Does housing really matter?

For you that is not even open to question. Now there is no doubting our new prime minister’s affirmative answer to that, too. Housing ranked right up there alongside education, employment and health in the third paragraph of a directional pre-Queen’s speech.

Three million homes by 2020. A new generation of new towns based around eco-homes and sustainable living, like Northstowe, featured on page 28 of this issue. A bigger role in housing delivery for local authorities. Not since the heady days of the post-War housebuilding programme have you heard such numbers or such pledges.

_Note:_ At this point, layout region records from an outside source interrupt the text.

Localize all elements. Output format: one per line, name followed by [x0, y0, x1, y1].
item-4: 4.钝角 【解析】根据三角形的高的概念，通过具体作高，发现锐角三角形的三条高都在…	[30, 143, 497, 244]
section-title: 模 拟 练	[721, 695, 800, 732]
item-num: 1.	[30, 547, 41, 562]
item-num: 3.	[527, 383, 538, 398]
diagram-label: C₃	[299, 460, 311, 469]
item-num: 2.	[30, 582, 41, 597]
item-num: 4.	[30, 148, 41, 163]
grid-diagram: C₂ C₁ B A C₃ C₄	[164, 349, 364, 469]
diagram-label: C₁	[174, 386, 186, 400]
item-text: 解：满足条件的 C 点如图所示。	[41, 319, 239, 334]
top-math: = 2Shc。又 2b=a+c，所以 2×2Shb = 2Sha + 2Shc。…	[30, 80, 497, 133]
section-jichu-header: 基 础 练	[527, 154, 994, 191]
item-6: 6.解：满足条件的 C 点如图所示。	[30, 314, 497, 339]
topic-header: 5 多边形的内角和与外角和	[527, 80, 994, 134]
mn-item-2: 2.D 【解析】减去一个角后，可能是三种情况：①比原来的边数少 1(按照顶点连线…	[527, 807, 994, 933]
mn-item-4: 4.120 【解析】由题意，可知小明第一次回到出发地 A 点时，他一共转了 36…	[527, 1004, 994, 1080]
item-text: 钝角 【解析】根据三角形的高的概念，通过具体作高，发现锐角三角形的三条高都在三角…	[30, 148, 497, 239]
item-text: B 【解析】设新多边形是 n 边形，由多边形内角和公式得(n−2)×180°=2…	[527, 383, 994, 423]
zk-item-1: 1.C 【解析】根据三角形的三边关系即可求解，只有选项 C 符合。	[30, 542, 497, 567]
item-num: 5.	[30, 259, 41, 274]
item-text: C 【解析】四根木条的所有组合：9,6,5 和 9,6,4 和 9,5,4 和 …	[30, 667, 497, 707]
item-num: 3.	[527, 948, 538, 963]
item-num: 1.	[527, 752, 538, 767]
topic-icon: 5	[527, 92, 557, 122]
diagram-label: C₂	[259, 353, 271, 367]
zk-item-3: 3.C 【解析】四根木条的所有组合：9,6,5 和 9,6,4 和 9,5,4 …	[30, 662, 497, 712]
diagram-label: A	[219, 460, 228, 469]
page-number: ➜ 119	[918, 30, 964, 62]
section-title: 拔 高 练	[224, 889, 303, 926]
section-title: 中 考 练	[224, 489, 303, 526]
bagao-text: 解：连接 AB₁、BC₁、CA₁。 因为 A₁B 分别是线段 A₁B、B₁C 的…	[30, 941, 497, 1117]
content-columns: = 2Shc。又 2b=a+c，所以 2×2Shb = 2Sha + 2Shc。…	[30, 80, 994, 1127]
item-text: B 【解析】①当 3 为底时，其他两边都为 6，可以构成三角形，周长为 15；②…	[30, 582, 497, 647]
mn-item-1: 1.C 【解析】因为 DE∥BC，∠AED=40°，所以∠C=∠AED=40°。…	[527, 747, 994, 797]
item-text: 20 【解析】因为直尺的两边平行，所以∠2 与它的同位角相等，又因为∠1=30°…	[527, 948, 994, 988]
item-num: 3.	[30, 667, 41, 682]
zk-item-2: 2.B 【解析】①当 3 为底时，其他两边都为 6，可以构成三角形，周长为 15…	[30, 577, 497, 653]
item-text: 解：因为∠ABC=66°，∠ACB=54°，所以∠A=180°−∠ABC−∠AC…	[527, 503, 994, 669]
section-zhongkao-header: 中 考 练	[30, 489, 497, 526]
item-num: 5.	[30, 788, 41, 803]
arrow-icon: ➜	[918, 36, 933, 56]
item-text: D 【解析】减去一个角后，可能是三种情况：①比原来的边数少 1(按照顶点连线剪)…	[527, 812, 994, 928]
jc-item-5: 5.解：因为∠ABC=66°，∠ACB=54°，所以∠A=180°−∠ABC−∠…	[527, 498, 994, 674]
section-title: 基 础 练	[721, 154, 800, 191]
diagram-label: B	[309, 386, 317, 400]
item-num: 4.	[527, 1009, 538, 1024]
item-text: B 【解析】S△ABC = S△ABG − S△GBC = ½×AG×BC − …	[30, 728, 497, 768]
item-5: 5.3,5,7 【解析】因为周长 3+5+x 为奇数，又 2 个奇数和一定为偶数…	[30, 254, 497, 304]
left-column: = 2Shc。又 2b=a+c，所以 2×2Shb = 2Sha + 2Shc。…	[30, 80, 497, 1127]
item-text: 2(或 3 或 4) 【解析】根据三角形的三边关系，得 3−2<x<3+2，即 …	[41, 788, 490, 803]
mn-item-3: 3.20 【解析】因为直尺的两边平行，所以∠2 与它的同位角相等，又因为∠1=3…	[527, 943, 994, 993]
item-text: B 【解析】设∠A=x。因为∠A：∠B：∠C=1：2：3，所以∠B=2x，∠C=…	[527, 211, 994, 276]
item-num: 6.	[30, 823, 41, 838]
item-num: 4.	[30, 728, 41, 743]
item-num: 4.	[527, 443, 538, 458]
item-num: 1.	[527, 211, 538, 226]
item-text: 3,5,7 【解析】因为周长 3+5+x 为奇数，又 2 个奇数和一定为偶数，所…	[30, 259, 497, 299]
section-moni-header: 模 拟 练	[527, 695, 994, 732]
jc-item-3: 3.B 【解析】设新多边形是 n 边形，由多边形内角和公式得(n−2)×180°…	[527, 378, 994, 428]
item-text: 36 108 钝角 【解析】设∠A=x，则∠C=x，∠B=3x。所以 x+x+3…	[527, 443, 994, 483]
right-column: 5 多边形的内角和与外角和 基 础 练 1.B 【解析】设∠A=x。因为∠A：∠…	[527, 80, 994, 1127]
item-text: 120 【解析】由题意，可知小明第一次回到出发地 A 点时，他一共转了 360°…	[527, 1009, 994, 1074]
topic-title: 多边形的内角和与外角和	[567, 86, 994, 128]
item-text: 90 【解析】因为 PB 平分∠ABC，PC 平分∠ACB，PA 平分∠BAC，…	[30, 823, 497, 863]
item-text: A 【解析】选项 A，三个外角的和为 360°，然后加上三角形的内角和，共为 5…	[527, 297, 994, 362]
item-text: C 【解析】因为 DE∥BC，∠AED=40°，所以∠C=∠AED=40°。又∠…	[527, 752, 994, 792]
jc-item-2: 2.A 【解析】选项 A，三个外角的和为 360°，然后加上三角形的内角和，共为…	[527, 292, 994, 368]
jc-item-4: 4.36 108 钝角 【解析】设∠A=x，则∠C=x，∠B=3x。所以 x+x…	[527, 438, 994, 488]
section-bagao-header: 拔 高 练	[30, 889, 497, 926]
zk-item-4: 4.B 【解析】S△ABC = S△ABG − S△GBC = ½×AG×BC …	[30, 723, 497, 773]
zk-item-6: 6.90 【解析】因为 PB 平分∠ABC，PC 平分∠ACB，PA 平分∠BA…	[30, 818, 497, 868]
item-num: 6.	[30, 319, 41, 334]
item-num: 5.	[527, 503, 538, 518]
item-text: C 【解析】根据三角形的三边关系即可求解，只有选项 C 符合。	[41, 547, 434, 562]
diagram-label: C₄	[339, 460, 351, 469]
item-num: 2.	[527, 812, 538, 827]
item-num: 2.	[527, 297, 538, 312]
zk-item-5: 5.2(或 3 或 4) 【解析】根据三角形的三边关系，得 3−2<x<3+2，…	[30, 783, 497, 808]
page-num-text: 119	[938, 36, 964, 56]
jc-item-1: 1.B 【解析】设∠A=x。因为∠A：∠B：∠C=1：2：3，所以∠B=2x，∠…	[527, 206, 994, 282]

Many working in the industry have never had it so good, on paper at least.

The prime minister deserves praise for his aspiration to deliver more housing and to ensure that those homes are affordable to all and offer occupier benefits such as environmental quality. It is an approach that borrows from the past both in its practicalities in seeking to re-apply the New Towns Act and its ideology in the echoes of old Labour’s more paternalistic socialism.

Not since the post-War housebuilding programme have you heard such numbers or such pledges

But not all the ideas from the past have been good. The post-War programmes that produced large numbers of housing did so by building some high-quality developments. But they also produced Solihull’s Chelmsley Wood and Dundee’s Ardler estate. Both of these have featured in the pages of this magazine, along with countless other post-War schemes now undergoing radical regeneration. Such schemes hit the government’s housing target and solved a short-term housing need. They were created with the best of intentions, but ultimately they failed.

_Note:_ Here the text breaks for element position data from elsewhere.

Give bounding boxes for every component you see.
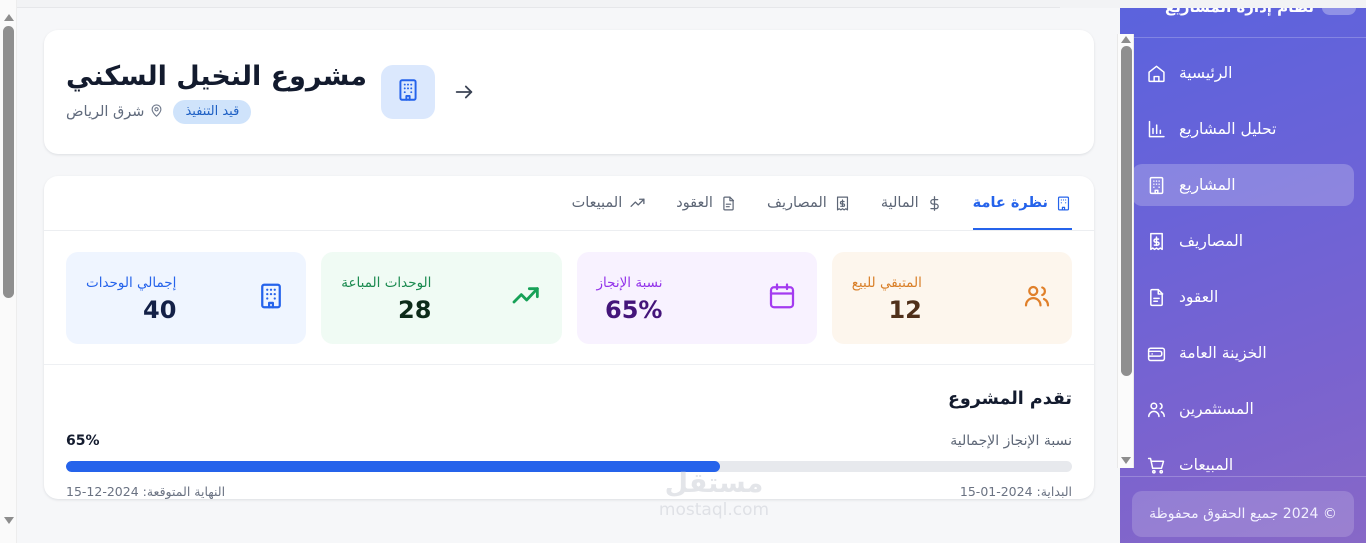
sidebar-item-label: الخزينة العامة	[1179, 344, 1267, 362]
page-title: مشروع النخيل السكني	[66, 60, 367, 92]
scroll-down-arrow-icon[interactable]	[3, 517, 14, 525]
sidebar-item-label: العقود	[1179, 288, 1219, 306]
cart-icon	[1146, 455, 1167, 476]
users-icon	[1146, 399, 1167, 420]
project-location-label: شرق الرياض	[66, 104, 145, 121]
tab-label: المبيعات	[571, 195, 623, 211]
tab-contracts[interactable]: العقود	[676, 176, 737, 230]
tab-sales[interactable]: المبيعات	[572, 176, 647, 230]
home-icon	[1146, 63, 1167, 84]
sidebar-item-expenses[interactable]: المصاريف	[1132, 220, 1354, 262]
status-badge: قيد التنفيذ	[173, 100, 252, 125]
tab-label: العقود	[676, 195, 713, 211]
building-icon	[1146, 175, 1167, 196]
progress-start-date: البداية: 2024-01-15	[959, 484, 1072, 499]
app-brand-title: نظام إدارة المشاريع	[1165, 8, 1314, 16]
map-pin-icon	[149, 103, 164, 122]
window-top-band	[17, 0, 1366, 8]
stat-card-completion: نسبة الإنجاز 65%	[576, 252, 817, 344]
building-icon	[1055, 195, 1072, 212]
sidebar-footer: © 2024 جميع الحقوق محفوظة	[1132, 491, 1354, 537]
stat-card-remaining: المتبقي للبيع 12	[831, 252, 1072, 344]
users-icon	[1022, 281, 1052, 315]
sidebar-item-home[interactable]: الرئيسية	[1132, 52, 1354, 94]
stat-card-total-units: إجمالي الوحدات 40	[66, 252, 307, 344]
dollar-icon	[926, 195, 943, 212]
tab-expenses[interactable]: المصاريف	[767, 176, 851, 230]
project-avatar	[380, 65, 435, 119]
project-header-texts: مشروع النخيل السكني شرق الرياض قيد	[66, 60, 367, 125]
stat-card-sold: الوحدات المباعة 28	[321, 252, 562, 344]
progress-dates: البداية: 2024-01-15 النهاية المتوقعة: 20…	[66, 484, 1072, 499]
sidebar-item-label: الرئيسية	[1179, 64, 1233, 82]
project-header-card: مشروع النخيل السكني شرق الرياض قيد	[44, 30, 1094, 154]
stat-value: 65%	[605, 295, 663, 324]
app-scrollbar-vertical[interactable]	[1117, 34, 1134, 468]
tab-label: المصاريف	[766, 195, 827, 211]
sidebar-item-contracts[interactable]: العقود	[1132, 276, 1354, 318]
tab-financial[interactable]: المالية	[881, 176, 943, 230]
stat-value: 28	[398, 295, 432, 324]
trend-up-icon	[510, 280, 542, 316]
scrollbar-thumb[interactable]	[3, 26, 14, 298]
wallet-icon	[1146, 343, 1167, 364]
arrow-right-icon[interactable]	[449, 77, 479, 107]
tab-label: نظرة عامة	[972, 195, 1048, 211]
progress-end-date: النهاية المتوقعة: 2024-12-15	[66, 484, 226, 499]
sidebar-collapse-toggle[interactable]	[1322, 8, 1356, 15]
sidebar-item-projects[interactable]: المشاريع	[1132, 164, 1354, 206]
scrollbar-thumb[interactable]	[1121, 46, 1132, 376]
browser-scrollbar-vertical[interactable]	[0, 0, 17, 543]
sidebar-nav: الرئيسية تحليل المشاريع	[1120, 38, 1366, 486]
stat-card-row: المتبقي للبيع 12	[44, 231, 1094, 364]
project-header-inner: مشروع النخيل السكني شرق الرياض قيد	[66, 60, 479, 125]
sidebar-item-label: تحليل المشاريع	[1179, 120, 1277, 138]
sidebar-divider	[1120, 476, 1366, 477]
stat-label: إجمالي الوحدات	[86, 275, 177, 292]
progress-title: تقدم المشروع	[947, 389, 1072, 409]
main-content: مشروع النخيل السكني شرق الرياض قيد	[34, 8, 1117, 543]
progress-label: نسبة الإنجاز الإجمالية	[950, 433, 1072, 449]
tab-overview[interactable]: نظرة عامة	[972, 176, 1072, 230]
document-icon	[1146, 287, 1167, 308]
stat-value: 12	[888, 295, 922, 324]
scroll-down-arrow-icon[interactable]	[1121, 457, 1131, 464]
tab-bar: نظرة عامة المالية	[44, 176, 1094, 231]
page-canvas: مشروع النخيل السكني شرق الرياض قيد	[17, 8, 1366, 543]
receipt-icon	[834, 195, 851, 212]
document-icon	[720, 195, 737, 212]
sidebar-item-label: المستثمرين	[1179, 400, 1254, 418]
stat-label: الوحدات المباعة	[341, 275, 432, 292]
receipt-icon	[1146, 231, 1167, 252]
tab-label: المالية	[880, 195, 919, 211]
stat-label: المتبقي للبيع	[851, 275, 922, 292]
progress-percent: 65%	[66, 433, 100, 449]
calendar-icon	[767, 281, 797, 315]
sidebar-item-label: المصاريف	[1179, 232, 1243, 250]
sidebar-item-investors[interactable]: المستثمرين	[1132, 388, 1354, 430]
project-meta: شرق الرياض قيد التنفيذ	[66, 100, 367, 125]
sidebar-item-label: المبيعات	[1179, 456, 1234, 474]
progress-bar-track	[66, 461, 1072, 472]
stat-label: نسبة الإنجاز	[596, 275, 663, 292]
sidebar-item-treasury[interactable]: الخزينة العامة	[1132, 332, 1354, 374]
scroll-up-arrow-icon[interactable]	[3, 14, 14, 22]
project-location: شرق الرياض	[66, 103, 164, 122]
building-icon	[395, 77, 421, 107]
building-icon	[256, 281, 286, 315]
trend-up-icon	[629, 195, 646, 212]
progress-row: نسبة الإنجاز الإجمالية 65%	[66, 433, 1072, 449]
sidebar-item-analytics[interactable]: تحليل المشاريع	[1132, 108, 1354, 150]
sidebar-header: نظام إدارة المشاريع	[1120, 8, 1366, 38]
sidebar-item-sales[interactable]: المبيعات	[1132, 444, 1354, 486]
project-progress-panel: تقدم المشروع نسبة الإنجاز الإجمالية 65% …	[44, 364, 1094, 499]
sidebar-item-label: المشاريع	[1179, 176, 1236, 194]
sidebar: نظام إدارة المشاريع الرئيسية	[1120, 8, 1366, 543]
scroll-up-arrow-icon[interactable]	[1121, 36, 1131, 43]
progress-bar-fill	[66, 461, 720, 472]
bar-chart-icon	[1146, 119, 1167, 140]
project-detail-card: نظرة عامة المالية	[44, 176, 1094, 499]
stat-value: 40	[143, 295, 177, 324]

Delivering on Brown’s good intentions will be a difficult task in a planning system burdened by change. Already the environmental target to make all new homes zero carbon by 2016 looks full of potential hazards, as our article on page 22 shows. There are many ways in which this could all go horribly wrong. As the news analysis in this issue (page 6) concludes, numbers and quality must go hand in hand. More housing is desperately needed, but not at any cost.